La COVID-19 a fait 131 victimes au cours des deux dernières semaines.

« Nous commençons à normaliser ces chiffres. [...] Je crois que nous avons besoin de réfléchir et de nous demander : "Est-ce que c’est vraiment acceptable?" »

— Une citation de  Timothy Caulfield, Chaire de recherche du Canada en droit et politique de la santé à l'Université de l'Alberta

Une complaisance qui pourrait être dangereuse

Les premières vagues de la pandémie ont été suivies par des chutes abruptes des taux de transmission, d’hospitalisations et de décès.

Craig Jenne observe cependant que ces indicateurs semblent faire différence à un plancher plus haut qu’avant après le sous-variant BA.2

Il semble que la province en soit arrivée à l’accepter et c’est particulièrement inquiétant parce que certaines de ces morts sont probablement évitables, dit-il, rappelant que la vaccination, dont les troisième et quatrième doses, et le port du masque, sont des mesures toujours efficaces.

Timothy Caulfield explique qu’il y a une lassitude générale de la population, après tant de tragédies et de restrictions.

Mais [...] les politiciens reconnaissent ce sentiment et le nourrissent peut-être. La combinaison de ces deux facteurs peut créer une complaisance qui n’est pas totalement justifiée, dit-il.

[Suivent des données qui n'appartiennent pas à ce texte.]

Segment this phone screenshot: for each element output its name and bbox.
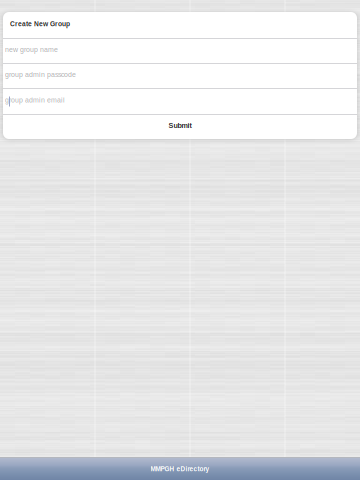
staticText: group admin passcode bbox=[5, 71, 76, 78]
button[interactable]: group admin passcode bbox=[3, 64, 357, 88]
button[interactable]: group admin email bbox=[3, 89, 357, 114]
staticText: Create New Group bbox=[10, 20, 70, 28]
button[interactable]: Submit bbox=[3, 115, 357, 139]
button[interactable]: new group name bbox=[3, 39, 357, 63]
staticText: MMPGH eDirectory bbox=[150, 465, 210, 472]
staticText: Submit bbox=[168, 122, 192, 130]
staticText: group admin email bbox=[5, 96, 65, 104]
staticText: new group name bbox=[5, 46, 58, 53]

Il s’inquiète d’une émergence d'un discours politisé et révisionniste qui minimise la gravité des pires vagues de la pandémie.

Alors que les restrictions disparaissent et que le public est appelé à se fier au bon sens pour décider des risques acceptables face au virus, cela pourrait avoir de graves conséquences, juge l’expert.

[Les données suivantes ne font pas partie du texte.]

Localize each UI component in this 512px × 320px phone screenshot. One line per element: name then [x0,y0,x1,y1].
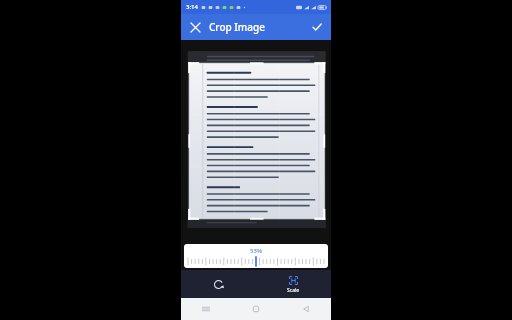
button[interactable]: Rotate [181,270,256,298]
button[interactable]: Recent apps [181,298,231,320]
button[interactable]: Home [231,298,281,320]
staticText: 53% [250,247,262,255]
button[interactable]: Scale slider 53 percent [184,244,328,268]
button[interactable]: Confirm crop [306,16,328,38]
staticText: 3:14 [186,3,198,11]
staticText: Crop Image [209,20,265,34]
button[interactable]: Back [281,298,331,320]
button[interactable]: Close [184,16,206,38]
button[interactable]: Scale [256,270,331,298]
staticText: Scale [287,287,300,294]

Qu’est-ce que les gens sont censés faire? On leur dit que [la pandémie] n’était pas si grave et, en même temps, on leur demande de faire cette évaluation de risques personnelle.

C’est une façon de dire aux gens de ne pas prendre cela au sérieux à l’avenir et, je pense, une façon de compliquer l’implantation de mesures sanitaires futures si elles sont nécessaires.